Dez cimeiras e muitos meses depois, o acordo de última hora entre a União Europeia e a Turquia é bem o atestado da hipocrisia denunciada por António Guterres quando disse que traficantes e contrabandistas são os únicos que gerem a crise dos imigrantes e refugiados que demandam o velho continente à procura de paz, trabalho e pão.
Não querendo nem podendo resolver a crise humanitária que lhe bate à porta, a União Europeia decidiu subarrendá-la. Externaliza-a, contratando serviços em outsourcing à Turquia. E pagando por isso não menos que 6 mil milhões de euros por ano, à razão de 2 mil euros por cada imigrante recebido e processado pela Polícia turca, agora arvorada em guardiã das fronteiras exteriores da União.

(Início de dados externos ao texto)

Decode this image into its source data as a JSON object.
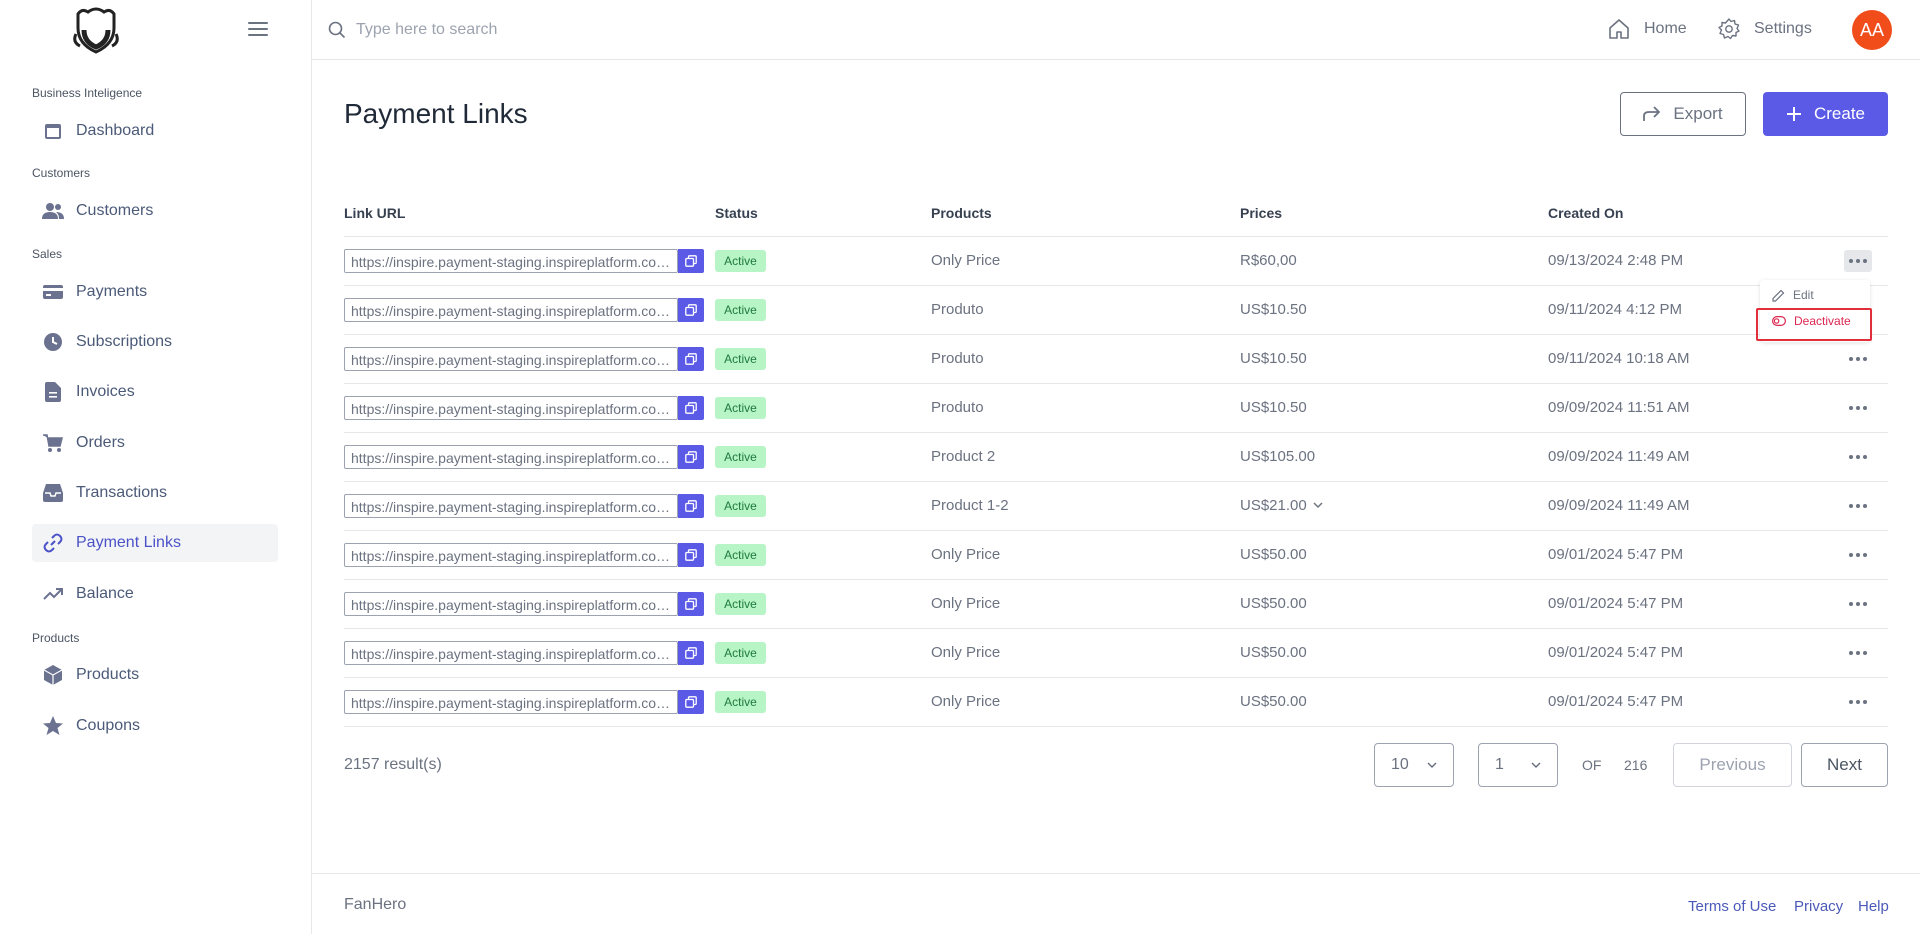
{
  "header": {
    "search_placeholder": "Type here to search",
    "home_label": "Home",
    "settings_label": "Settings",
    "avatar_initials": "AA"
  },
  "sidebar": {
    "sections": [
      {
        "title": "Business Inteligence",
        "items": [
          {
            "label": "Dashboard",
            "icon": "calendar-icon"
          }
        ]
      },
      {
        "title": "Customers",
        "items": [
          {
            "label": "Customers",
            "icon": "users-icon"
          }
        ]
      },
      {
        "title": "Sales",
        "items": [
          {
            "label": "Payments",
            "icon": "credit-card-icon"
          },
          {
            "label": "Subscriptions",
            "icon": "clock-icon"
          },
          {
            "label": "Invoices",
            "icon": "document-icon"
          },
          {
            "label": "Orders",
            "icon": "cart-icon"
          },
          {
            "label": "Transactions",
            "icon": "inbox-icon"
          },
          {
            "label": "Payment Links",
            "icon": "link-icon",
            "active": true
          },
          {
            "label": "Balance",
            "icon": "trending-up-icon"
          }
        ]
      },
      {
        "title": "Products",
        "items": [
          {
            "label": "Products",
            "icon": "cube-icon"
          },
          {
            "label": "Coupons",
            "icon": "star-icon"
          }
        ]
      }
    ]
  },
  "main": {
    "title": "Payment Links",
    "export_label": "Export",
    "create_label": "Create",
    "columns": [
      "Link URL",
      "Status",
      "Products",
      "Prices",
      "Created On"
    ],
    "rows": [
      {
        "url": "https://inspire.payment-staging.inspireplatform.com/",
        "status": "Active",
        "product": "Only Price",
        "price": "R$60,00",
        "created": "09/13/2024 2:48 PM"
      },
      {
        "url": "https://inspire.payment-staging.inspireplatform.com/",
        "status": "Active",
        "product": "Produto",
        "price": "US$10.50",
        "created": "09/11/2024 4:12 PM"
      },
      {
        "url": "https://inspire.payment-staging.inspireplatform.com/",
        "status": "Active",
        "product": "Produto",
        "price": "US$10.50",
        "created": "09/11/2024 10:18 AM"
      },
      {
        "url": "https://inspire.payment-staging.inspireplatform.com/",
        "status": "Active",
        "product": "Produto",
        "price": "US$10.50",
        "created": "09/09/2024 11:51 AM"
      },
      {
        "url": "https://inspire.payment-staging.inspireplatform.com/",
        "status": "Active",
        "product": "Product 2",
        "price": "US$105.00",
        "created": "09/09/2024 11:49 AM"
      },
      {
        "url": "https://inspire.payment-staging.inspireplatform.com/",
        "status": "Active",
        "product": "Product 1-2",
        "price": "US$21.00",
        "price_dropdown": true,
        "created": "09/09/2024 11:49 AM"
      },
      {
        "url": "https://inspire.payment-staging.inspireplatform.com/",
        "status": "Active",
        "product": "Only Price",
        "price": "US$50.00",
        "created": "09/01/2024 5:47 PM"
      },
      {
        "url": "https://inspire.payment-staging.inspireplatform.com/",
        "status": "Active",
        "product": "Only Price",
        "price": "US$50.00",
        "created": "09/01/2024 5:47 PM"
      },
      {
        "url": "https://inspire.payment-staging.inspireplatform.com/",
        "status": "Active",
        "product": "Only Price",
        "price": "US$50.00",
        "created": "09/01/2024 5:47 PM"
      },
      {
        "url": "https://inspire.payment-staging.inspireplatform.com/",
        "status": "Active",
        "product": "Only Price",
        "price": "US$50.00",
        "created": "09/01/2024 5:47 PM"
      }
    ],
    "row_menu": {
      "edit_label": "Edit",
      "deactivate_label": "Deactivate"
    }
  },
  "pagination": {
    "results_text": "2157 result(s)",
    "page_size": "10",
    "current_page": "1",
    "of_label": "OF",
    "total_pages": "216",
    "previous_label": "Previous",
    "next_label": "Next"
  },
  "footer": {
    "brand": "FanHero",
    "links": [
      "Terms of Use",
      "Privacy",
      "Help"
    ]
  },
  "colors": {
    "accent": "#5b5ae6",
    "badge_bg": "#b7f4c6",
    "badge_text": "#1f7a3d",
    "danger": "#dc2650",
    "avatar": "#f04d1a"
  }
}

O acordo prevê devolver a solo turco todos os imigrantes que cheguem à Grécia de forma ilegal, sem distinguir entre imigrantes económicos e refugiados com direito a asilo. Em contrapartida, e para lá da fatura financeira, a União Europeia compromete--se a receber, de forma legal, igual número de refugiados de entre os 2,7 milhões que já se acantonam nos campos da Turquia.
Depois de terem falhado todos os planos para dividir o mal pelas aldeias, distribuindo quotas de imigrantes por todos os países da União, este pacto é fruto da impotência europeia para acordar a gestão conjunta do direito de asilo e a desesperada urgência de travar a avalancha de refugiados que se espera com a chegada do bom tempo para a travessia do Mediterrâneo.
Em troca destes serviços de retenção, e livre para abrir ou fechar a torneira conforme aos seus interesses nacionais, a Turquia ganha, também com este acordo, o direito à total isenção de vistos de viagem para 75 milhões de turcos e, ainda, a garantia de reabertura das negociações para a sua adesão à União Europeia. Isto, num tempo em que, paradoxalmente, o regime turco de Erdogan mais se afasta dos requisitos básicos que se exigem aos sócios do clube, em particular o respeito pela separação de poderes e o cumprimento de direitos fundamentais como a liberdade de expressão ou o direito de defesa.
A União Europeia pode não ter perdido ainda esta guerra, mas já perdeu a razão moral.